L'approvisionnement en palmes dépend de l'importance des ressources locales et des utilisations traditionnelles qui en sont faites. Ainsi, leur utilisation comme combustible peut avoir pour conséquence une trop faible disponibilité par rapport aux besoins de la lutte contre l'ensablement.

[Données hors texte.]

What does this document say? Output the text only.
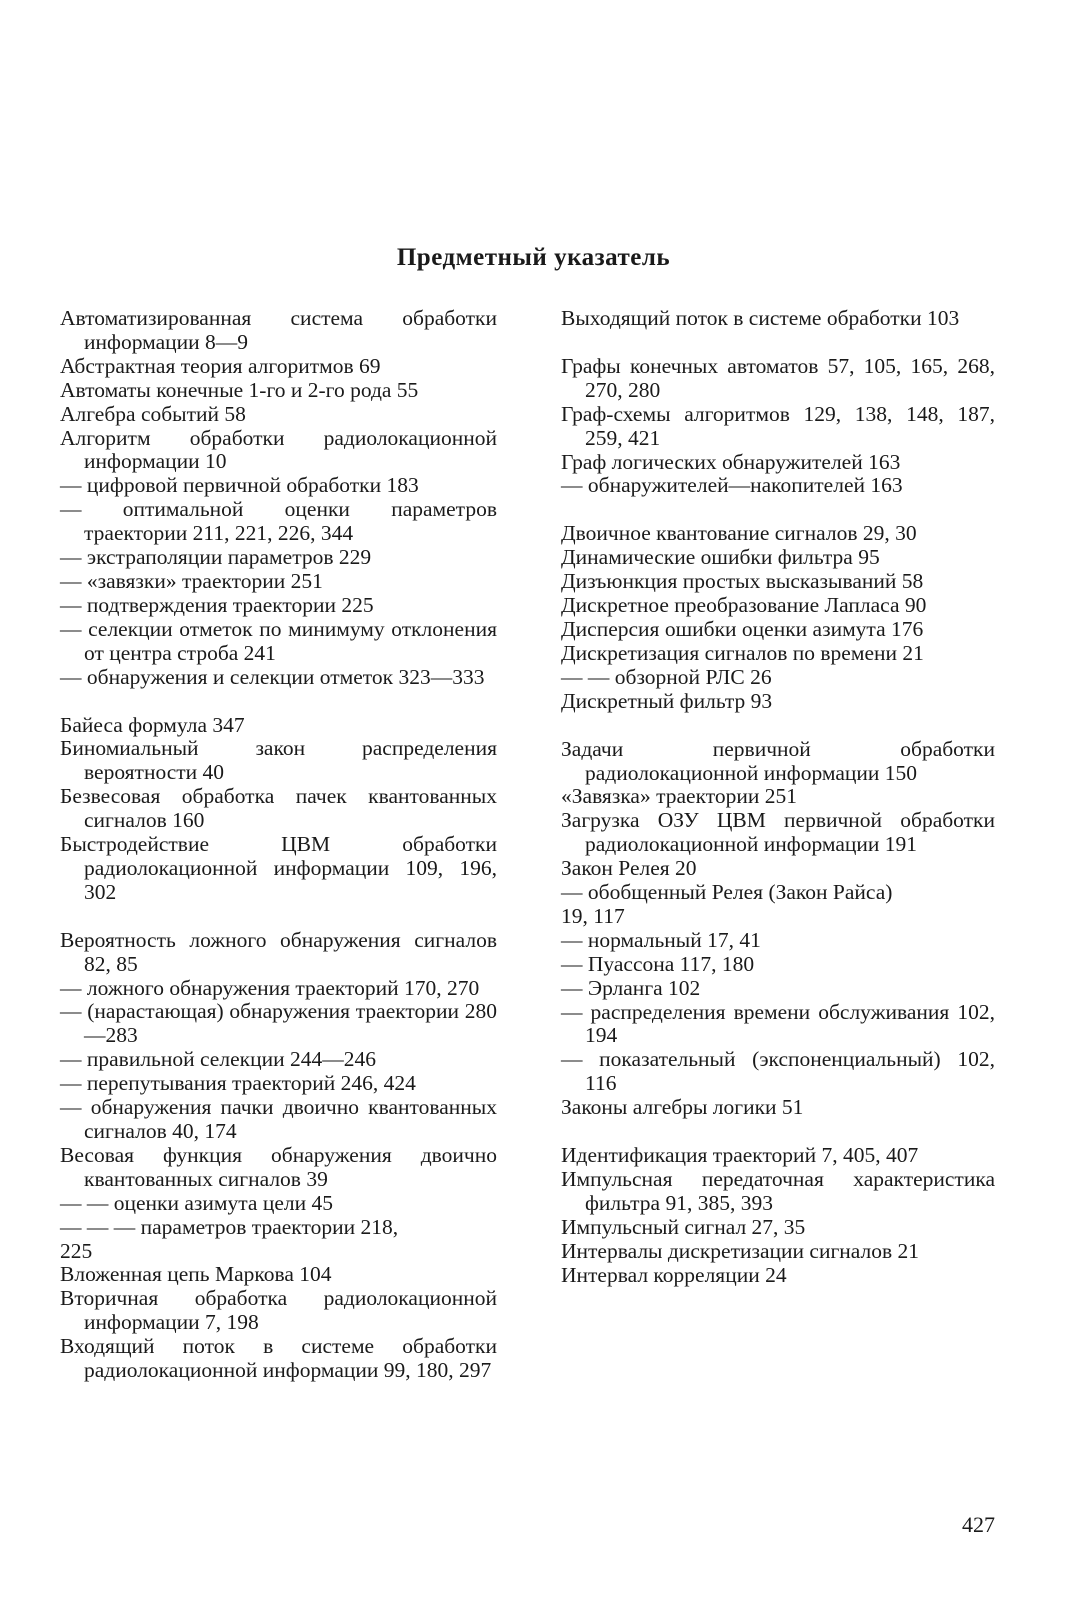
Предметный указатель
Автоматизированная система обработки информации 8—9
Абстрактная теория алгоритмов 69
Автоматы конечные 1-го и 2-го рода 55
Алгебра событий 58
Алгоритм обработки радиолокационной информации 10
— цифровой первичной обработки 183
— оптимальной оценки параметров траектории 211, 221, 226, 344
— экстраполяции параметров 229
— «завязки» траектории 251
— подтверждения траектории 225
— селекции отметок по минимуму отклонения от центра строба 241
— обнаружения и селекции отметок 323—333
Байеса формула 347
Биномиальный закон распределения вероятности 40
Безвесовая обработка пачек квантованных сигналов 160
Быстродействие ЦВМ обработки радиолокационной информации 109, 196, 302
Вероятность ложного обнаружения сигналов 82, 85
— ложного обнаружения траекторий 170, 270
— (нарастающая) обнаружения траектории 280—283
— правильной селекции 244—246
— перепутывания траекторий 246, 424
— обнаружения пачки двоично квантованных сигналов 40, 174
Весовая функция обнаружения двоично квантованных сигналов 39
— — оценки азимута цели 45
— — — параметров траектории 218,
225
Вложенная цепь Маркова 104
Вторичная обработка радиолокационной информации 7, 198
Входящий поток в системе обработки радиолокационной информации 99, 180, 297
Выходящий поток в системе обработки 103
Графы конечных автоматов 57, 105, 165, 268, 270, 280
Граф-схемы алгоритмов 129, 138, 148, 187, 259, 421
Граф логических обнаружителей 163
— обнаружителей—накопителей 163
Двоичное квантование сигналов 29, 30
Динамические ошибки фильтра 95
Дизъюнкция простых высказываний 58
Дискретное преобразование Лапласа 90
Дисперсия ошибки оценки азимута 176
Дискретизация сигналов по времени 21
— — обзорной РЛС 26
Дискретный фильтр 93
Задачи первичной обработки радиолокационной информации 150
«Завязка» траектории 251
Загрузка ОЗУ ЦВМ первичной обработки радиолокационной информации 191
Закон Релея 20
— обобщенный Релея (Закон Райса)
19, 117
— нормальный 17, 41
— Пуассона 117, 180
— Эрланга 102
— распределения времени обслуживания 102, 194
— показательный (экспоненциальный) 102, 116
Законы алгебры логики 51
Идентификация траекторий 7, 405, 407
Импульсная передаточная характеристика фильтра 91, 385, 393
Импульсный сигнал 27, 35
Интервалы дискретизации сигналов 21
Интервал корреляции 24
427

On les récolte a deux époques de l'année, en décembre-janvier et en mars.

Figure 14 - Piquetage

Figure 15 - Confection d'une palissade

Figure 16 - Une palissade

b) L'utilisation de plaques de fibro-ciment

Si on se heurte à des difficultés d'approvisionnement en palmes, on est contraint d'utiliser d'autres matériaux pour la confection des palissades. Les plaques en amiante-ciment (figure 17), appelées aussi plaques en fibro-ciment, ont permis l'édification de palissades très efficaces. Au Maroc, on a utilisé des plaques de 1,25 m de longueur, de 0,92 m de largeur, et pesant 14,70 kg pour une épaisseur de 6mm. Ces plaques sont perforées de 16 trous de 3 cm de diamètre répartis par rangées de quatre trous. Chaque rangée est séparée de la suivante par une distance de 3 cm. La trouaison permet d'obtenir une légère perméabilité des plaques.

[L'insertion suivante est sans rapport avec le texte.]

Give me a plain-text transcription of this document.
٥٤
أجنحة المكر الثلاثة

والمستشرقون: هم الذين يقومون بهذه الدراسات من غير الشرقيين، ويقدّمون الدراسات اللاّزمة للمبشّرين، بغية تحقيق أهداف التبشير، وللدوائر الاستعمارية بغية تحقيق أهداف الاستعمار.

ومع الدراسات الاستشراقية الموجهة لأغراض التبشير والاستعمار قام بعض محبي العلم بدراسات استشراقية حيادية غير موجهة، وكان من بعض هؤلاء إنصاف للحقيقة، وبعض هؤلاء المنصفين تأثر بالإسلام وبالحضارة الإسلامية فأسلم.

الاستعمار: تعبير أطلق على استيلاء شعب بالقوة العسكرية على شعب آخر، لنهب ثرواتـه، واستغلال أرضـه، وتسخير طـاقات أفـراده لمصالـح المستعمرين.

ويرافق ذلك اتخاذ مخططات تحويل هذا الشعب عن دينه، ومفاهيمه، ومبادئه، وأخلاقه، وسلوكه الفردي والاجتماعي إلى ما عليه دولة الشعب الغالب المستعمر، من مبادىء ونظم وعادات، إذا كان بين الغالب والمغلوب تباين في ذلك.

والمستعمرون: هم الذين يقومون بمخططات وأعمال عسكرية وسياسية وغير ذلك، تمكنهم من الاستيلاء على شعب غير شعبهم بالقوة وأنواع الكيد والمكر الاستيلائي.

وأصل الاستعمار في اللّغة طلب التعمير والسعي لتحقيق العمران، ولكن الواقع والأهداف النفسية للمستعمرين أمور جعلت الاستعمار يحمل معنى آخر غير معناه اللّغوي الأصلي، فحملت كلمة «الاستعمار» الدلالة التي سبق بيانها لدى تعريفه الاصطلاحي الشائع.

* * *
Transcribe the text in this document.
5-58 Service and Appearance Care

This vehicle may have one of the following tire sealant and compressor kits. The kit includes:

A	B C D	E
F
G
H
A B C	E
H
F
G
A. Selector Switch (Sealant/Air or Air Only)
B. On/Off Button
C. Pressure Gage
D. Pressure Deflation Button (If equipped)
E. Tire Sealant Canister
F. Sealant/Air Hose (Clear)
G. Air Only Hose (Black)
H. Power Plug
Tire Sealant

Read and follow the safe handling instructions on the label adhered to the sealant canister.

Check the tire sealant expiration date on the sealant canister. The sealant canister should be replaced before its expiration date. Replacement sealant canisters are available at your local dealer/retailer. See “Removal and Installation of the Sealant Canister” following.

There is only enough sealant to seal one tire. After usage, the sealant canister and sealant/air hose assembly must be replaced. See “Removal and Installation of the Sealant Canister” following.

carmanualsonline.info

Figure 17 - plaque en fibro-ciment

La pose des plaques est effectuée, comme pour les palmes, selon la consistance du terrain, soit dans un fossé, soit sur une levée de terre. Ainsi, chaque plaque est enfouie, verticalement, sur une longueur de 0,25 m de telle façon que sa hauteur visible soit de 1 mètre. Un espace de 4 centimètres doit être laissé entre deux plaques successives pour permettre de diminuer la pression du vent sur la palissade et de contribuer à sa perméabilité.

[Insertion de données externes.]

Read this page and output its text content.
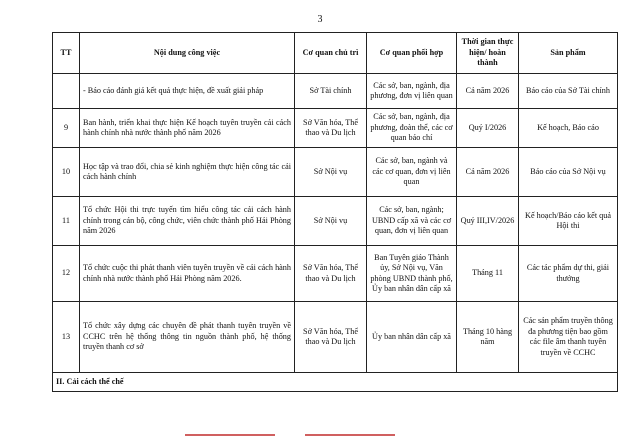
3
TT	Nội dung công việc	Cơ quan chủ trì	Cơ quan phối hợp	Thời gian thực hiện/ hoàn thành	Sản phẩm
	- Báo cáo đánh giá kết quả thực hiện, đề xuất giải pháp	Sở Tài chính	Các sở, ban, ngành, địa phương, đơn vị liên quan	Cả năm 2026	Báo cáo của Sở Tài chính
9	Ban hành, triển khai thực hiện Kế hoạch tuyên truyền cải cách hành chính nhà nước thành phố năm 2026	Sở Văn hóa, Thể thao và Du lịch	Các sở, ban, ngành, địa phương, đoàn thể, các cơ quan báo chí	Quý I/2026	Kế hoạch, Báo cáo
10	Học tập và trao đổi, chia sẻ kinh nghiệm thực hiện công tác cải cách hành chính	Sở Nội vụ	Các sở, ban, ngành và các cơ quan, đơn vị liên quan	Cả năm 2026	Báo cáo của Sở Nội vụ
11	Tổ chức Hội thi trực tuyến tìm hiểu công tác cải cách hành chính trong cán bộ, công chức, viên chức thành phố Hải Phòng năm 2026	Sở Nội vụ	Các sở, ban, ngành; UBND cấp xã và các cơ quan, đơn vị liên quan	Quý III,IV/2026	Kế hoạch/Báo cáo kết quả Hội thi
12	Tổ chức cuộc thi phát thanh viên tuyên truyền về cải cách hành chính nhà nước thành phố Hải Phòng năm 2026.	Sở Văn hóa, Thể thao và Du lịch	Ban Tuyên giáo Thành ủy, Sở Nội vụ, Văn phòng UBND thành phố, Ủy ban nhân dân cấp xã	Tháng 11	Các tác phẩm dự thi, giải thưởng
13	Tổ chức xây dựng các chuyên đề phát thanh tuyên truyền về CCHC trên hệ thống thông tin nguồn thành phố, hệ thống truyền thanh cơ sở	Sở Văn hóa, Thể thao và Du lịch	Ủy ban nhân dân cấp xã	Tháng 10 hàng năm	Các sản phẩm truyền thông đa phương tiện bao gồm các file âm thanh tuyên truyền về CCHC
II. Cải cách thể chế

c) L'utilisation d'un grillage synthétique

Plusieurs grillages synthétiques existent sur le marché. La pose du grillage nécessite l'utilisation de piquets en bois de 1,50 m de longueur et de 0,15 m de diamètre au fin bout. Ces piquets sont destinés a soutenir le grillage; ils sont enfouis jusqu'à 30 cm dans le sol et rattachés au grillage par du fil de fer recuit. Le bord inférieur du grillage est enfoui sur 10 a 15 cm dans une levée de terre de même hauteur pour empêcher tout affouillement de la base de la palissade (figure 18).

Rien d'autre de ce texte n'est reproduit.